Gustavsen is a pianist of poetic cast, an exceptionally lucid player with a sure sense of melodic structure and a sensual lyrical imagination. Together with bassist Harald Johnsen and drummer Jarle Vespestad, who follow the precise contours of his compositions with unflappable taste, they create music rich with inner meaning and nuance.
This is more apparent than ever in their latest album Being There, completing a trilogy of albums that began with 2003’s Changing Places (that sold over 70,000 copies) and 2004’s The Ground (that entered the Norwegian Top Ten) by getting deeper into those moods of faint melancholy you get when gazing out of the window on a wet Sunday afternoon..
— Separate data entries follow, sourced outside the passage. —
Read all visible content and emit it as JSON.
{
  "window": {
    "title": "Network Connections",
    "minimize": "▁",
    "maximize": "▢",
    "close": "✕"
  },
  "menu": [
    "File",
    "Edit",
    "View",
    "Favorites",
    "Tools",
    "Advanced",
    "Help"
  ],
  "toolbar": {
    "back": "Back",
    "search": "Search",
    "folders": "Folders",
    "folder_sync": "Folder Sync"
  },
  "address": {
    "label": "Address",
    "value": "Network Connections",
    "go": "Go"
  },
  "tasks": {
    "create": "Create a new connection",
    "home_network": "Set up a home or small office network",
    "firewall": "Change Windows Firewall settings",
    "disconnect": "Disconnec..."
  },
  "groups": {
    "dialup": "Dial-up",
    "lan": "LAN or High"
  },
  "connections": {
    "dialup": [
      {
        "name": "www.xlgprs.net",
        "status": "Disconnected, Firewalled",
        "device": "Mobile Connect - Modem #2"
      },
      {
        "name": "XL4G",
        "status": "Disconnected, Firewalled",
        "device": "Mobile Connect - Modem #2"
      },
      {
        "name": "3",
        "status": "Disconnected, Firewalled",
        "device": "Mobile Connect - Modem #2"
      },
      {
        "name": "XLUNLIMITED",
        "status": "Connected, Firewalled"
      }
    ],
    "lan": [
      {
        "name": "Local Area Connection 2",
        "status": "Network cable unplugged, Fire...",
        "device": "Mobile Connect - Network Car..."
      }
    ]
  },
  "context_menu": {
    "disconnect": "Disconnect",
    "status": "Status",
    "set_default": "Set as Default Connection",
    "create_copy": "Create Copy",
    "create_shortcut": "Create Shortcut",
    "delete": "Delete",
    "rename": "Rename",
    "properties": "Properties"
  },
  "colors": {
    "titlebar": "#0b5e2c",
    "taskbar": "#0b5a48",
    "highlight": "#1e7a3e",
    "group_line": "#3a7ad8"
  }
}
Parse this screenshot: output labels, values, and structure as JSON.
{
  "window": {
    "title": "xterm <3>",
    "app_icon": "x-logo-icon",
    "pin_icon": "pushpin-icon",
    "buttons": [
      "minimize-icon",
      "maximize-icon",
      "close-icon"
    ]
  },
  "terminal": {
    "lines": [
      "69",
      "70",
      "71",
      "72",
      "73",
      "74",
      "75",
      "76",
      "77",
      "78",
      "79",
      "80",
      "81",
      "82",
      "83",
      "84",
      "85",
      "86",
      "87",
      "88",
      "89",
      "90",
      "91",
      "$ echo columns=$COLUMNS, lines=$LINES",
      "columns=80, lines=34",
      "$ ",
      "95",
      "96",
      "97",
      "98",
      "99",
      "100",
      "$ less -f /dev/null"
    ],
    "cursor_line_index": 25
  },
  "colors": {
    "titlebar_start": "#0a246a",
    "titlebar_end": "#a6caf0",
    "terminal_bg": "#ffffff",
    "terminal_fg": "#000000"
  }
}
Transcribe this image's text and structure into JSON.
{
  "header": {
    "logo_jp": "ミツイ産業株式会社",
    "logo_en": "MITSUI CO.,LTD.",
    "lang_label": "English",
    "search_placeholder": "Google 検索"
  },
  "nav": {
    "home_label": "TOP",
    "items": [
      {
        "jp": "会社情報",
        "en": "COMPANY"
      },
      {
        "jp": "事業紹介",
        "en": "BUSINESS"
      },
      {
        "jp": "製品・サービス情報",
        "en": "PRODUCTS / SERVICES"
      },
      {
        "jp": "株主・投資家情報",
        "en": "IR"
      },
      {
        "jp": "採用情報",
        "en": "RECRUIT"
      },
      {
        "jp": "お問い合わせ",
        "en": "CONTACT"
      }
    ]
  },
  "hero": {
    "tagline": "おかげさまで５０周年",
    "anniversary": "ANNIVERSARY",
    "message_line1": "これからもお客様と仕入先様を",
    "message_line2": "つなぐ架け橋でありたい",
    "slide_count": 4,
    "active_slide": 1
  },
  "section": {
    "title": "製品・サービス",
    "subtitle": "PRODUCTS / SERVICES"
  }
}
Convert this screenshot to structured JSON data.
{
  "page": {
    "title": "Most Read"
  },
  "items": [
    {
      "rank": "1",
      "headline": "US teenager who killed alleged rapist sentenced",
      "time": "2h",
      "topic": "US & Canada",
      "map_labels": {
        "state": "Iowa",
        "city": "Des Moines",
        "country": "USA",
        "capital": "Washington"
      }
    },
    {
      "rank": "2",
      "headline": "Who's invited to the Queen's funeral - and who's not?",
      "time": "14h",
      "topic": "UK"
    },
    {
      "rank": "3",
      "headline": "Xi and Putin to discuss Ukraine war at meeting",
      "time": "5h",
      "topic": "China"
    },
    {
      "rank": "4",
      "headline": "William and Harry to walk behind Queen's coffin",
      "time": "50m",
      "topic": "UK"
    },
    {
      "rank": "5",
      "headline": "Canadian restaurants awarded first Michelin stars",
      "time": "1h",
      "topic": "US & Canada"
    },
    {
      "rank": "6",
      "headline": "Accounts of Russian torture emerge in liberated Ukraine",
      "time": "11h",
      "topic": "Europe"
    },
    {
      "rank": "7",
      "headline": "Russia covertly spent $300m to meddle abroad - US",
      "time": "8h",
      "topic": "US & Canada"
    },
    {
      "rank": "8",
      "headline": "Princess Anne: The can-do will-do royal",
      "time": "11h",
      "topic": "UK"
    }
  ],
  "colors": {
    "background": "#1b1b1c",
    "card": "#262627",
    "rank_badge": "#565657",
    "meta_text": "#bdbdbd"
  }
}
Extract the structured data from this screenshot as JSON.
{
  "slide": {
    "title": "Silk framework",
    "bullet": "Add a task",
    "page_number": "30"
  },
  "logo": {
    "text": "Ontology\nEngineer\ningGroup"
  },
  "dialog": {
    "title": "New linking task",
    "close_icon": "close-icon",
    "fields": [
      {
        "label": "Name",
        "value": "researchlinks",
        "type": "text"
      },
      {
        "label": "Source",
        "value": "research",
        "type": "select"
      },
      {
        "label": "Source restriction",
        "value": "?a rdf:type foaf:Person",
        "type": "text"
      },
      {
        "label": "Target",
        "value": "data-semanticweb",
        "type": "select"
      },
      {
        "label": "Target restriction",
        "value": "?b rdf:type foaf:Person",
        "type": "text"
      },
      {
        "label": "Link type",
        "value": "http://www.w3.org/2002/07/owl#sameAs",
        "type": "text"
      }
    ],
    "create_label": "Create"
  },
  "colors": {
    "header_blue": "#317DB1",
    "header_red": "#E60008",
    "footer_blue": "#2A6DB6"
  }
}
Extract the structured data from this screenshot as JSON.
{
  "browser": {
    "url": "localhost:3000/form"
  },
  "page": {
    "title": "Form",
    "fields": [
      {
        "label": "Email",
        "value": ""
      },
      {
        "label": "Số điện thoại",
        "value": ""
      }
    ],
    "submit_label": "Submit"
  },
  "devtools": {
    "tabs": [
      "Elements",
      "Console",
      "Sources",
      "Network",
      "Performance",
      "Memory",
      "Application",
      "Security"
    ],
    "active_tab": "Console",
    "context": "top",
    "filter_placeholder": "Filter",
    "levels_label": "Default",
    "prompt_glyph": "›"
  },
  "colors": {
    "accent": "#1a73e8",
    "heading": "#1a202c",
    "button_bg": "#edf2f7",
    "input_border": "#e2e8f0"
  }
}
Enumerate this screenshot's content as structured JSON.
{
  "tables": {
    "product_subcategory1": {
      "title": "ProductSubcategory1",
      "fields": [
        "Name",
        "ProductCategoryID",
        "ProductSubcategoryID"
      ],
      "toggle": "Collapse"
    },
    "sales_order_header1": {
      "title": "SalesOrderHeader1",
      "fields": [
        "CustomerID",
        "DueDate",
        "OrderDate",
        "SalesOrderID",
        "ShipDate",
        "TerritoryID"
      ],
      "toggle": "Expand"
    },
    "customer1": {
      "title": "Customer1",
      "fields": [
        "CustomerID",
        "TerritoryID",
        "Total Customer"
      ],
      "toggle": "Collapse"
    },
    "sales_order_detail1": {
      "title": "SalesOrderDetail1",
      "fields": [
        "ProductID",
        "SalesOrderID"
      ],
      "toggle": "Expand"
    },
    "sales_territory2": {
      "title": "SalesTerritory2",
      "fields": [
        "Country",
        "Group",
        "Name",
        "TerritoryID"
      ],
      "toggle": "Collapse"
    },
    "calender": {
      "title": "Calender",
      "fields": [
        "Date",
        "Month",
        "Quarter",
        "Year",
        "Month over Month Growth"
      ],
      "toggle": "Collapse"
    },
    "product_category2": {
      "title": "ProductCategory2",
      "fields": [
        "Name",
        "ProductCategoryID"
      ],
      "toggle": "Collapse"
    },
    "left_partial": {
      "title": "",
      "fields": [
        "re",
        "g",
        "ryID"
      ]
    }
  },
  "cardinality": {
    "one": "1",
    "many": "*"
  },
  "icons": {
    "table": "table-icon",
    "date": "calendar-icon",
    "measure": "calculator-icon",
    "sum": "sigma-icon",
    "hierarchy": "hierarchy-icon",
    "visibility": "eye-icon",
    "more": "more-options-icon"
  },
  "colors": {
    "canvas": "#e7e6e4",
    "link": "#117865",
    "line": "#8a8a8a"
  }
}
“I didn’t set out to make a trilogy,” says Gustavsen, who projects an aura of calm that seems to fill the space around him. Of medium height and slightly built, there’s nevertheless a coiled spring intensity about him that finds focus in a number like ‘Blessed Feet’ from his latest album, an abstracted Alleluia whose hymn-like quality he makes soar. “It wasn’t until we had done the last album that I realised it was a relevant or meaningful way of seeing the three albums. There is diversity within unity within the three, and they document some of the development we have had as a trio, exploring a way playing together, a way of entering the music from diverse angles.”